China's tofu is also delicious, ranking first in the world. This is the last sentence of "superfluous words" written by Qu Qiubai in Changting prison. Qu Qiubai's praise of tofu is related to his frequent eating of Changting tofu in prison. According to Tian Yu, tofu was first invented by a warlock under Liu An, King of Huainan in the Western Han Dynasty (79- 122 BC), with a history of more than 2,000 years. Changting dried bean curd began in the Kaiyuan period of the Tang Dynasty, with a history of 1200 years. The production method of Changting tofu is different from other areas. It uses the sour slurry as the medium, properly controls the heat when making, and slowly injects the sour slurry into the soybean milk with a big spoon to make the tofu slowly solidify, and then filters it. Therefore, Changting tofu is tender and delicious, neither sour nor bitter. Various foods made from it, such as Dongpo Tofu, Fermented Tofu, Silver Pouch, Tofu jiaozi, Shengman Pill, Huizhou Pill, etc. It has a unique flavor and cannot be eaten for a long time. Changting dried bean curd, which ranks first among the eight dried beans in Tingzhou, is famous at home and abroad for its fine production, exquisite ingredients, unique flavor and delicious taste. When Zhu Liangzu, the general of Zhu Yuanzhang in the Ming Dynasty, led his troops to Tingzhou, he ate the dried tofu of Changting and was full of praise. At the end of the Qing Dynasty, after Qiu Hongde, general manager of Tingzhou Zuo Ying, handed over Taiwan Province Province to Ganzong, he missed the dried bean curd with his hometown flavor, so he wrote and remitted money to his relatives who were good at making dried bean curd, and invited him to go to Taiwan Province Province to make dried bean curd specially. There are many quaint and beautiful villages in Changting, which are located in mountainous areas. Thousands of miles of Ti Ying are green and red, and the water towns are covered with wine flags. No matter the size of the village, there must be small shops selling dried tofu and wine. Local simple farmers, mushroom customers in Zhejiang, gold diggers in Jiangxi and travelers from all over the world all like to sell a bowl of rice wine, buy a piece of dried bean curd, drink it slowly and chew it carefully after taking a nap in the hotel. Dried bean curd is fragrant, salty, sweet and tough, which is memorable.
2. Kill the river for nothing
If you don't eat rivers for free, you won't be in Changting. Hehe Chicken ranks among the five famous chickens in China, with gorgeous appearance, golden skin color, tender, smooth, fresh and sweet meat and rich nutrition. Hehe is famous for its fragrance, crispness, tenderness and easy to take off, and has always been listed as the first Hakka dish in western Fujian. Its chicken head, chicken feet and chicken wings are all good materials to drink. There is a saying that a chicken head drinks seven glasses of wine and a pair of chicken feet drinks a pot. This dish is a must for Changting people's New Year's Eve dinner.
Burn large pieces of food
Pork has various cooking methods. Only Changting is famous for its dry steamed pork, rice noodle pork, boiled pork, raw braised pork, steamed pork and braised pork. Among them, burning large blocks is the most representative. Burn large chunks of fat but not greasy, fragrant and delicious. Many Changting people from other places always cook and burn large pieces of things during the Chinese New Year holidays to solve their homesickness, so they have the reputation of "homesickness".
4. Kirin was born
Kirin, also known as Kirin's diamond belly, is a treasure of Changting official seat in Qing Dynasty. According to legend, a long time ago, there was a rich family named Zheng in Changting Street.
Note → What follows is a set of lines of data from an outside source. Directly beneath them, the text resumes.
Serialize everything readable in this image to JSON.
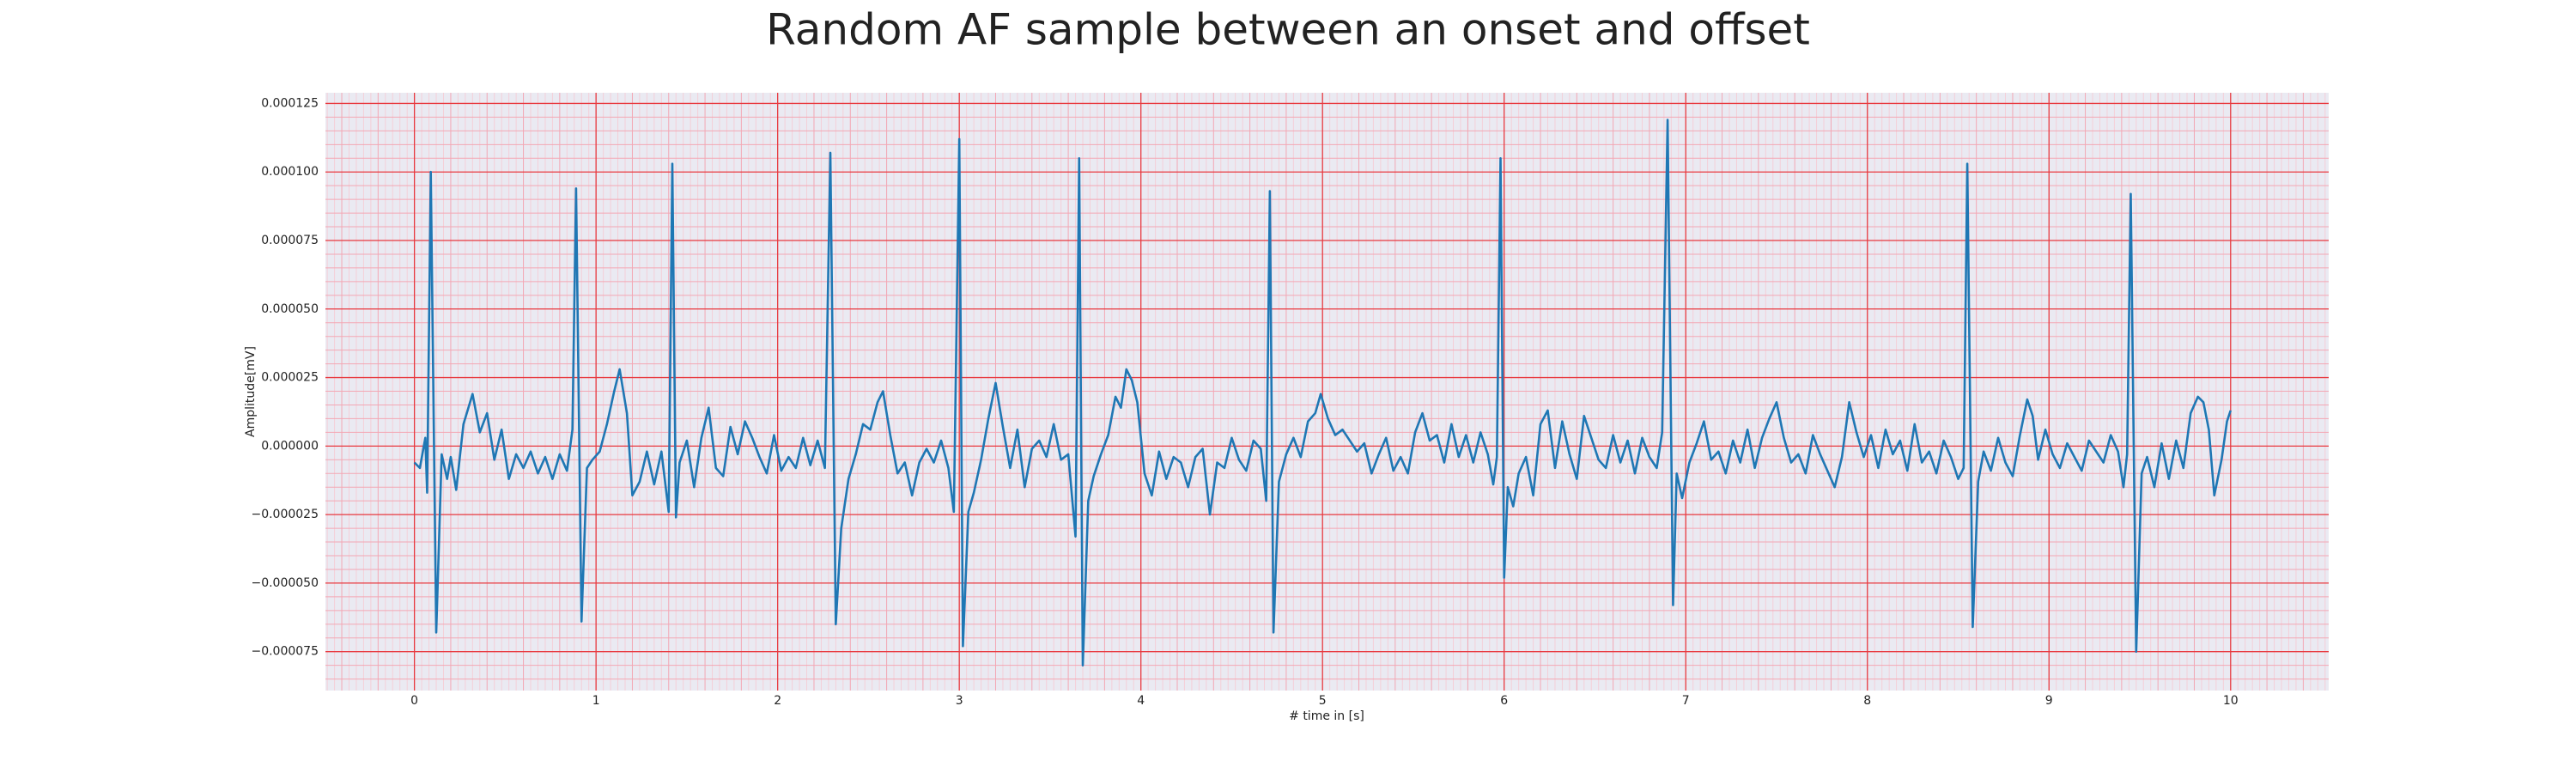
{
  "chart_data": {
    "type": "line",
    "title": "Random AF sample between an onset and offset",
    "x_label": "# time in [s]",
    "y_label": "Amplitude[mV]",
    "color": "#1f77b4",
    "grid": true,
    "minor_grid": true,
    "xlim": [
      -0.49,
      10.54
    ],
    "ylim": [
      -8.92e-05,
      0.0001289
    ],
    "xticks": [
      0,
      1,
      2,
      3,
      4,
      5,
      6,
      7,
      8,
      9,
      10
    ],
    "yticks": [
      {
        "value": -7.5e-05,
        "label": "−0.000075"
      },
      {
        "value": -5e-05,
        "label": "−0.000050"
      },
      {
        "value": -2.5e-05,
        "label": "−0.000025"
      },
      {
        "value": 0,
        "label": "0.000000"
      },
      {
        "value": 2.5e-05,
        "label": "0.000025"
      },
      {
        "value": 5e-05,
        "label": "0.000050"
      },
      {
        "value": 7.5e-05,
        "label": "0.000075"
      },
      {
        "value": 0.0001,
        "label": "0.000100"
      },
      {
        "value": 0.000125,
        "label": "0.000125"
      }
    ],
    "x": [
      0.0,
      0.03,
      0.06,
      0.07,
      0.09,
      0.12,
      0.15,
      0.18,
      0.2,
      0.23,
      0.27,
      0.32,
      0.36,
      0.4,
      0.44,
      0.48,
      0.52,
      0.56,
      0.6,
      0.64,
      0.68,
      0.72,
      0.76,
      0.8,
      0.84,
      0.87,
      0.89,
      0.92,
      0.95,
      0.98,
      1.02,
      1.06,
      1.1,
      1.13,
      1.17,
      1.2,
      1.24,
      1.28,
      1.32,
      1.36,
      1.4,
      1.42,
      1.44,
      1.46,
      1.5,
      1.54,
      1.58,
      1.62,
      1.66,
      1.7,
      1.74,
      1.78,
      1.82,
      1.86,
      1.9,
      1.94,
      1.98,
      2.02,
      2.06,
      2.1,
      2.14,
      2.18,
      2.22,
      2.26,
      2.29,
      2.32,
      2.35,
      2.39,
      2.43,
      2.47,
      2.51,
      2.55,
      2.58,
      2.62,
      2.66,
      2.7,
      2.74,
      2.78,
      2.82,
      2.86,
      2.9,
      2.94,
      2.97,
      3.0,
      3.02,
      3.05,
      3.08,
      3.12,
      3.16,
      3.2,
      3.24,
      3.28,
      3.32,
      3.36,
      3.4,
      3.44,
      3.48,
      3.52,
      3.56,
      3.6,
      3.64,
      3.66,
      3.68,
      3.71,
      3.74,
      3.78,
      3.82,
      3.86,
      3.89,
      3.92,
      3.95,
      3.98,
      4.02,
      4.06,
      4.1,
      4.14,
      4.18,
      4.22,
      4.26,
      4.3,
      4.34,
      4.38,
      4.42,
      4.46,
      4.5,
      4.54,
      4.58,
      4.62,
      4.66,
      4.69,
      4.71,
      4.73,
      4.76,
      4.8,
      4.84,
      4.88,
      4.92,
      4.96,
      4.99,
      5.03,
      5.07,
      5.11,
      5.15,
      5.19,
      5.23,
      5.27,
      5.31,
      5.35,
      5.39,
      5.43,
      5.47,
      5.51,
      5.55,
      5.59,
      5.63,
      5.67,
      5.71,
      5.75,
      5.79,
      5.83,
      5.87,
      5.91,
      5.94,
      5.96,
      5.98,
      6.0,
      6.02,
      6.05,
      6.08,
      6.12,
      6.16,
      6.2,
      6.24,
      6.28,
      6.32,
      6.36,
      6.4,
      6.44,
      6.48,
      6.52,
      6.56,
      6.6,
      6.64,
      6.68,
      6.72,
      6.76,
      6.8,
      6.84,
      6.87,
      6.9,
      6.93,
      6.95,
      6.98,
      7.02,
      7.06,
      7.1,
      7.14,
      7.18,
      7.22,
      7.26,
      7.3,
      7.34,
      7.38,
      7.42,
      7.46,
      7.5,
      7.54,
      7.58,
      7.62,
      7.66,
      7.7,
      7.74,
      7.78,
      7.82,
      7.86,
      7.9,
      7.94,
      7.98,
      8.02,
      8.06,
      8.1,
      8.14,
      8.18,
      8.22,
      8.26,
      8.3,
      8.34,
      8.38,
      8.42,
      8.46,
      8.5,
      8.53,
      8.55,
      8.58,
      8.61,
      8.64,
      8.68,
      8.72,
      8.76,
      8.8,
      8.84,
      8.88,
      8.91,
      8.94,
      8.98,
      9.02,
      9.06,
      9.1,
      9.14,
      9.18,
      9.22,
      9.26,
      9.3,
      9.34,
      9.38,
      9.41,
      9.43,
      9.45,
      9.48,
      9.51,
      9.54,
      9.58,
      9.62,
      9.66,
      9.7,
      9.74,
      9.78,
      9.82,
      9.85,
      9.88,
      9.91,
      9.95,
      9.98,
      10.0
    ],
    "values": [
      -6e-06,
      -8e-06,
      3e-06,
      -1.7e-05,
      0.0001,
      -6.8e-05,
      -3e-06,
      -1.2e-05,
      -4e-06,
      -1.6e-05,
      8e-06,
      1.9e-05,
      5e-06,
      1.2e-05,
      -5e-06,
      6e-06,
      -1.2e-05,
      -3e-06,
      -8e-06,
      -2e-06,
      -1e-05,
      -4e-06,
      -1.2e-05,
      -3e-06,
      -9e-06,
      6e-06,
      9.4e-05,
      -6.4e-05,
      -8e-06,
      -5e-06,
      -2e-06,
      8e-06,
      2e-05,
      2.8e-05,
      1.2e-05,
      -1.8e-05,
      -1.3e-05,
      -2e-06,
      -1.4e-05,
      -2e-06,
      -2.4e-05,
      0.000103,
      -2.6e-05,
      -6e-06,
      2e-06,
      -1.5e-05,
      3e-06,
      1.4e-05,
      -8e-06,
      -1.1e-05,
      7e-06,
      -3e-06,
      9e-06,
      3e-06,
      -4e-06,
      -1e-05,
      4e-06,
      -9e-06,
      -4e-06,
      -8e-06,
      3e-06,
      -7e-06,
      2e-06,
      -8e-06,
      0.000107,
      -6.5e-05,
      -3e-05,
      -1.2e-05,
      -3e-06,
      8e-06,
      6e-06,
      1.6e-05,
      2e-05,
      4e-06,
      -1e-05,
      -6e-06,
      -1.8e-05,
      -6e-06,
      -1e-06,
      -6e-06,
      2e-06,
      -8e-06,
      -2.4e-05,
      0.000112,
      -7.3e-05,
      -2.4e-05,
      -1.7e-05,
      -5e-06,
      1e-05,
      2.3e-05,
      7e-06,
      -8e-06,
      6e-06,
      -1.5e-05,
      -1e-06,
      2e-06,
      -4e-06,
      8e-06,
      -5e-06,
      -3e-06,
      -3.3e-05,
      0.000105,
      -8e-05,
      -2e-05,
      -1.1e-05,
      -3e-06,
      4e-06,
      1.8e-05,
      1.4e-05,
      2.8e-05,
      2.4e-05,
      1.6e-05,
      -1e-05,
      -1.8e-05,
      -2e-06,
      -1.2e-05,
      -4e-06,
      -6e-06,
      -1.5e-05,
      -4e-06,
      -1e-06,
      -2.5e-05,
      -6e-06,
      -8e-06,
      3e-06,
      -5e-06,
      -9e-06,
      2e-06,
      -1e-06,
      -2e-05,
      9.3e-05,
      -6.8e-05,
      -1.3e-05,
      -3e-06,
      3e-06,
      -4e-06,
      9e-06,
      1.2e-05,
      1.9e-05,
      1e-05,
      4e-06,
      6e-06,
      2e-06,
      -2e-06,
      1e-06,
      -1e-05,
      -3e-06,
      3e-06,
      -9e-06,
      -4e-06,
      -1e-05,
      5e-06,
      1.2e-05,
      2e-06,
      4e-06,
      -6e-06,
      8e-06,
      -4e-06,
      4e-06,
      -6e-06,
      5e-06,
      -3e-06,
      -1.4e-05,
      -4e-06,
      0.000105,
      -4.8e-05,
      -1.5e-05,
      -2.2e-05,
      -1e-05,
      -4e-06,
      -1.8e-05,
      8e-06,
      1.3e-05,
      -8e-06,
      9e-06,
      -3e-06,
      -1.2e-05,
      1.1e-05,
      3e-06,
      -5e-06,
      -8e-06,
      4e-06,
      -6e-06,
      2e-06,
      -1e-05,
      3e-06,
      -4e-06,
      -8e-06,
      5e-06,
      0.000119,
      -5.8e-05,
      -1e-05,
      -1.9e-05,
      -6e-06,
      1e-06,
      9e-06,
      -5e-06,
      -2e-06,
      -1e-05,
      2e-06,
      -6e-06,
      6e-06,
      -8e-06,
      3e-06,
      1e-05,
      1.6e-05,
      3e-06,
      -6e-06,
      -3e-06,
      -1e-05,
      4e-06,
      -3e-06,
      -9e-06,
      -1.5e-05,
      -4e-06,
      1.6e-05,
      5e-06,
      -4e-06,
      4e-06,
      -8e-06,
      6e-06,
      -3e-06,
      2e-06,
      -9e-06,
      8e-06,
      -6e-06,
      -2e-06,
      -1e-05,
      2e-06,
      -4e-06,
      -1.2e-05,
      -8e-06,
      0.000103,
      -6.6e-05,
      -1.3e-05,
      -2e-06,
      -9e-06,
      3e-06,
      -6e-06,
      -1.1e-05,
      4e-06,
      1.7e-05,
      1.1e-05,
      -5e-06,
      6e-06,
      -3e-06,
      -8e-06,
      1e-06,
      -4e-06,
      -9e-06,
      2e-06,
      -2e-06,
      -6e-06,
      4e-06,
      -2e-06,
      -1.5e-05,
      -3e-06,
      9.2e-05,
      -7.5e-05,
      -1e-05,
      -4e-06,
      -1.5e-05,
      1e-06,
      -1.2e-05,
      2e-06,
      -8e-06,
      1.2e-05,
      1.8e-05,
      1.6e-05,
      6e-06,
      -1.8e-05,
      -5e-06,
      9e-06,
      1.3e-05
    ]
  }
}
In order to have more children, their women often fill the bellies of pigs with steamed puppies, black-bone chickens, white pigeons, sparrows and wild ginseng. Since then, as a dietary therapy, it has spread among wealthy families. The head of the dog is a unicorn, and the whole bag is a baby elephant lying on its stomach. It is fragrant and tender, and has the effects of strengthening yang and tonifying kidney, expelling wind and removing dampness, and strengthening spleen and stomach.
In addition, Changting also has Hakka cuisines such as taro dumplings, bean curd dumplings, dustpan, light cakes, preserved chicken, three fresh pills and sand loach bean curd pot.